The Cape Town Stock Exchange (CTSE) has announced the closing of a $5 million oversubscribed funding round led by a new investor—Imvelo Ventures, a venture capital investment company founded by Capitec Bank and Empowerment Capital Investment Partners.
Other participants in the round include existing CTSE investors Lebashe Investment Group, Pallidus Alternative Investments, Shaolin Investments Limited and Gary Stroebel. The company has also expanded its board to include Mark Fitzjohnand, Bruce Ndidi from Empowerment Capital and Stephan Van Der Walt from Pallidus Alternative Investments.

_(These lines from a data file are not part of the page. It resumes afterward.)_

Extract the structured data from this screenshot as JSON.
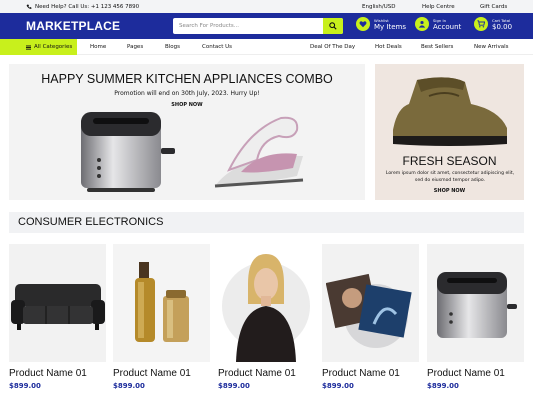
{
  "topbar": {
    "help_text": "Need Help? Call Us: +1 123 456 7890",
    "locale": "English/USD",
    "help_centre": "Help Centre",
    "gift_cards": "Gift Cards"
  },
  "header": {
    "logo": "MARKETPLACE",
    "search_placeholder": "Search For Products...",
    "wishlist_small": "Wishlist",
    "wishlist_big": "My Items",
    "signin_small": "Sign In",
    "signin_big": "Account",
    "cart_small": "Cart Total",
    "cart_big": "$0.00"
  },
  "nav": {
    "categories": "All Categories",
    "links": [
      "Home",
      "Pages",
      "Blogs",
      "Contact Us"
    ],
    "right_links": [
      "Deal Of The Day",
      "Hot Deals",
      "Best Sellers",
      "New Arrivals"
    ]
  },
  "banner_main": {
    "title": "HAPPY SUMMER KITCHEN APPLIANCES COMBO",
    "promo": "Promotion will end on 30th July, 2023. Hurry Up!",
    "cta": "SHOP NOW"
  },
  "banner_side": {
    "title": "FRESH SEASON",
    "desc": "Lorem ipsum dolor sit amet, consectetur adipiscing elit, sed do eiusmod tempor adipo.",
    "cta": "SHOP NOW"
  },
  "section": {
    "title": "CONSUMER ELECTRONICS"
  },
  "products": [
    {
      "name": "Product Name 01",
      "price": "$899.00",
      "icon": "sofa"
    },
    {
      "name": "Product Name 01",
      "price": "$899.00",
      "icon": "perfume"
    },
    {
      "name": "Product Name 01",
      "price": "$899.00",
      "icon": "model"
    },
    {
      "name": "Product Name 01",
      "price": "$899.00",
      "icon": "vinyl-records"
    },
    {
      "name": "Product Name 01",
      "price": "$899.00",
      "icon": "toaster"
    }
  ],
  "colors": {
    "brand": "#1d2c9c",
    "accent": "#c8f01c"
  }
}
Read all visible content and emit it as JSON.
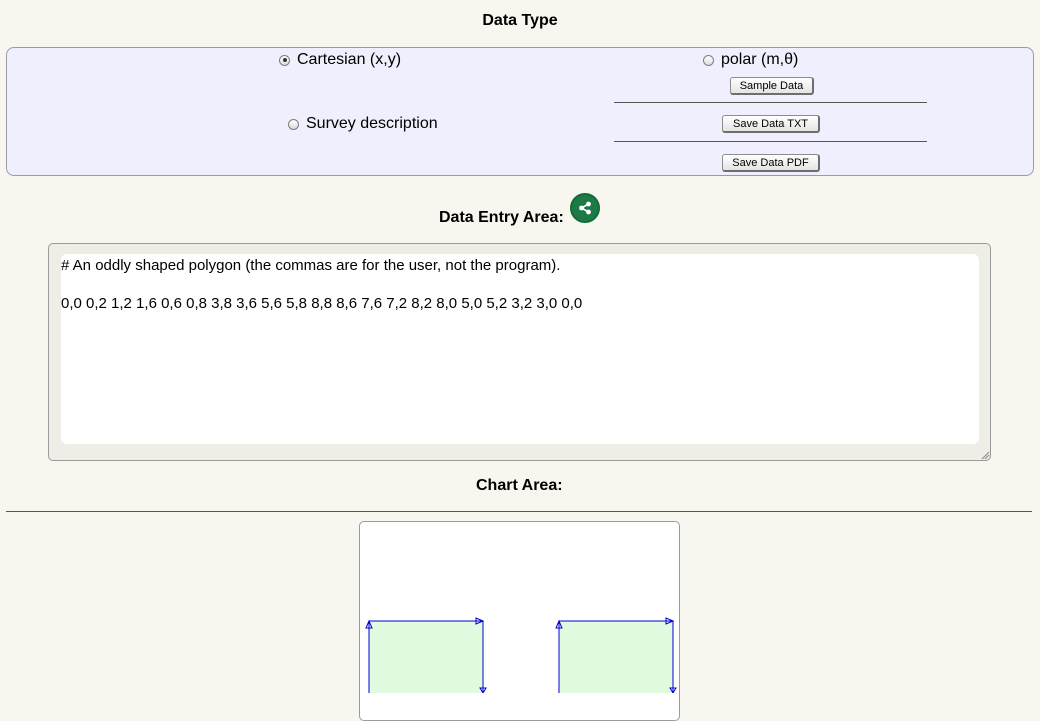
{
  "data_type": {
    "title": "Data Type",
    "cartesian_label": "Cartesian (x,y)",
    "polar_label": "polar (m,θ)",
    "survey_label": "Survey description",
    "selected": "cartesian"
  },
  "buttons": {
    "sample_data": "Sample Data",
    "save_txt": "Save Data TXT",
    "save_pdf": "Save Data PDF"
  },
  "entry": {
    "title": "Data Entry Area:",
    "comment_line": "# An oddly shaped polygon (the commas are for the user, not the program).",
    "data_line": "0,0 0,2 1,2 1,6 0,6 0,8 3,8 3,6 5,6 5,8 8,8 8,6 7,6 7,2 8,2 8,0 5,0 5,2 3,2 3,0 0,0"
  },
  "chart": {
    "title": "Chart Area:",
    "fill_color": "#e0fbe0",
    "stroke_color": "#0000cc"
  },
  "icons": {
    "share": "share-icon",
    "resize": "resize-handle-icon"
  }
}
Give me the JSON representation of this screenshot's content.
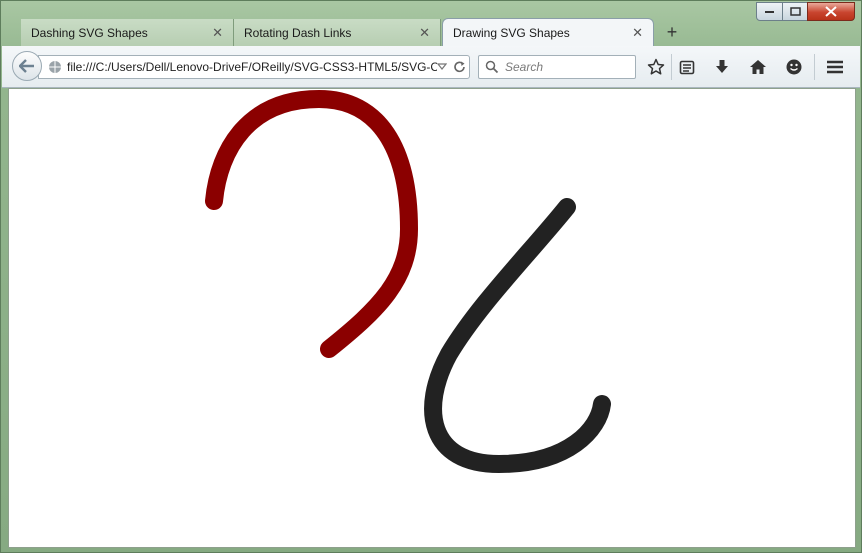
{
  "tabs": [
    {
      "label": "Dashing SVG Shapes",
      "active": false
    },
    {
      "label": "Rotating Dash Links",
      "active": false
    },
    {
      "label": "Drawing SVG Shapes",
      "active": true
    }
  ],
  "toolbar": {
    "url": "file:///C:/Users/Dell/Lenovo-DriveF/OReilly/SVG-CSS3-HTML5/SVG-C",
    "search_placeholder": "Search"
  },
  "colors": {
    "red_stroke": "#8b0000",
    "dark_stroke": "#222222"
  },
  "icons": [
    "back-arrow-icon",
    "globe-icon",
    "dropdown-icon",
    "reload-icon",
    "search-icon",
    "star-icon",
    "reading-list-icon",
    "download-icon",
    "home-icon",
    "smiley-icon",
    "menu-icon"
  ]
}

The CTSE’s financial infrastructure is completely digital in that it operates on a cloud-based platform and uses its own in-house registry which runs on proprietary registry technology, making the entire process of listing companies easier and trading cheaper, faster and secure.
Speaking on the funding round, CTSE CEO Eugene Booysen stated that the exchange’s technology and financing innovation is changing the market’s capital and funding-raise experience and transforming a long and complicated process into a more transparent, safe and simple one.
“We are grateful for our newest and existing investors’ confidence in our business and the opportunity before us. We believe this underscores the fact that our business plays a transformative role in growing the African economy from Cape to Cairo,” he added.
For the lead investor Imvelo Ventures, director Mark Fitzjohn said the firm is always looking to fast-track the growth ambitions of South African entrepreneurs, pointing to the CTSE’s exchange and investment banking technologies capacity to actualise that ambition.
“Their cloud-based technology and end-to-end exchange architecture, combined with a marketplace of supporting partners, will allow them to rapidly and cost-effectively bring innovative, data-driven solutions to the market. This will enable us to push the boundaries of Capital and funding raise using data and AI with new age exchange infrastructure,” he added.
The Cape Town Stock Exchange opened its doors in October 2021 with a pledge to lure firms from across the continent with listings that cost a third of what is charged by the Johannesburg Stock Exchange, the largest stock exchange in Africa by market capitalisation.